What is the difference between pre- and post-charge off debt?
In order to understand the difficulties that come with pre-charge off collections, we first have to understand the clear differences between pre- and post- from the creditors’ point of view.
As mentioned above, pre-charge off or early-stage debt can include overdue payments, previous payment minimums, late payment fees, and interest. These payments had specific due dates and specific amounts due on those dates which the consumer did not meet.
Consumers that are not able to meet these minimum monthly payments or similar terms are subject to potentially having their line of credit limited, additional interest and fees, negative entries on their credit report, and losing access to the credit altogether. Once a late payment extends beyond a certain window of time (typically six months from the date of delinquency) the account is “charged off.”
Post-charge off (also known as late-stage collections) is comprised of the total account balance plus any interest and fees accrued after the customer stopped making payments throughout the pre-charge off period. Late-stage payment plans can provide a bit more flexibility in their payment terms.
This is in part because the creditor is unsure as to whether or not they can recover any of the missing payments and because the delinquency has already been added to the consumer’s credit report during the pre-charge-off stage. As long as the consumer sets up a payment plan, a business has little need to pursue further action such as filing a lawsuit.
Some of these differences highlight the challenges posed to companies and debt collection agencies looking to collect early stage payments.
Minimizing roll rates
The key metric in the early stage collections space is the roll rate of your accounts. Roll rates measure the percentage of accounts that shift from one bucket to the next, typically in 30-day increments (e.g. payments that are 60 days overdue could shift to the 90 days overdue bucket and increase the rate).
In the post-charge off space, where collection volume is a leading indicator of recovery, it can be easier to judge the efficiency and performance of collections efforts.

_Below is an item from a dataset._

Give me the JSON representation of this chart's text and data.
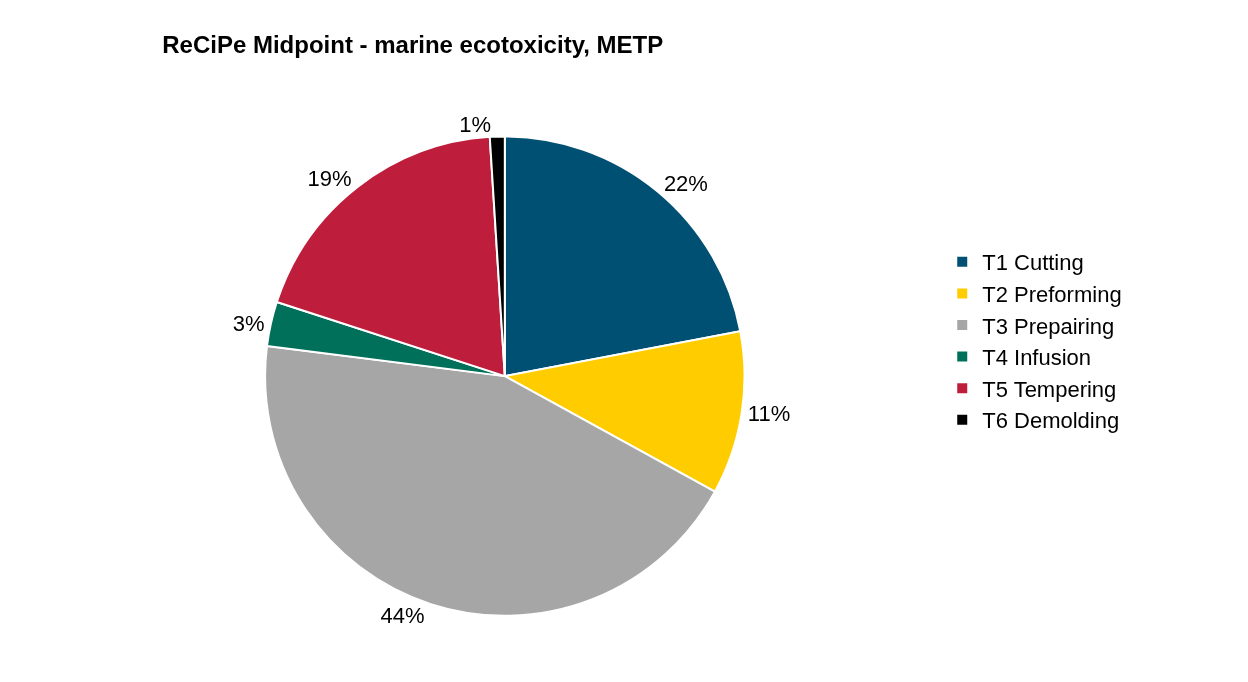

Pre-charge off work requires faster action because accounts can quickly roll from bucket to bucket.
The urgency of due dates
Part of the challenge of reducing roll rates is rooted in the more urgent nature of early-stage collections. Accounts that have reached late-stage collections have been overdue for 180 days or more and have already been reported on a consumer’s credit report.
Pre-charged off accounts can involve collecting payments on accounts 1 or 2 days past due. The longer these accounts go unpaid, the longer they harm the creditor’s bottom line and the longer they can accrue interest, late fees, and negative credit reporting for consumers. An urgency exists for the creditor to remind a consumer of the missed payment obligation and understand if a consumer is experiencing a financial hardship and for the consumer to avoid further delinquency or even default.
Increased call volume
Traditional call-to-collect debt collection agencies that work in the post-charge off world already work to meet enormous contact demands. While digital debt collection agencies and tools can help to dramatically reduce the need for agent-driven call centers, pre-charge off collections requires additional support that benefits from a digital strategy.

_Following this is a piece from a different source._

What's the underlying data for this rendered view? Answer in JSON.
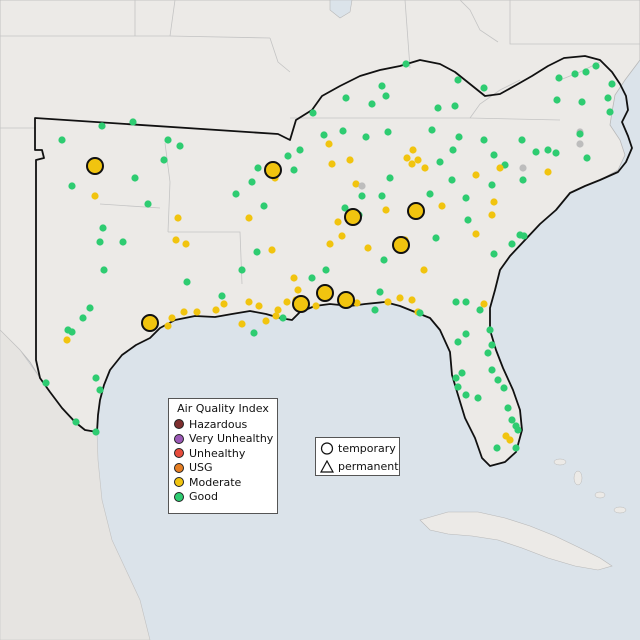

Due to the urgency of early-stage collections needs and the compounding nature of late fees and growing interest, a larger percentage of consumers reach out to discuss possibility of waiving late fees or receiving some one-time relief from their assistance. In order to meet the increased demand for these communications agencies must prepare to scale their teams and systems appropriately and manage rapidly expanding consumer needs.
To eyes outside of the collections industry, collecting debts may appear to be uniform, but adapting to work with both pre- and post-charge off debts takes substantial changes to a company or agency’s infrastructure. Partnering with a company with an established history of effective scalability and growth can smooth the transition and help your business grow.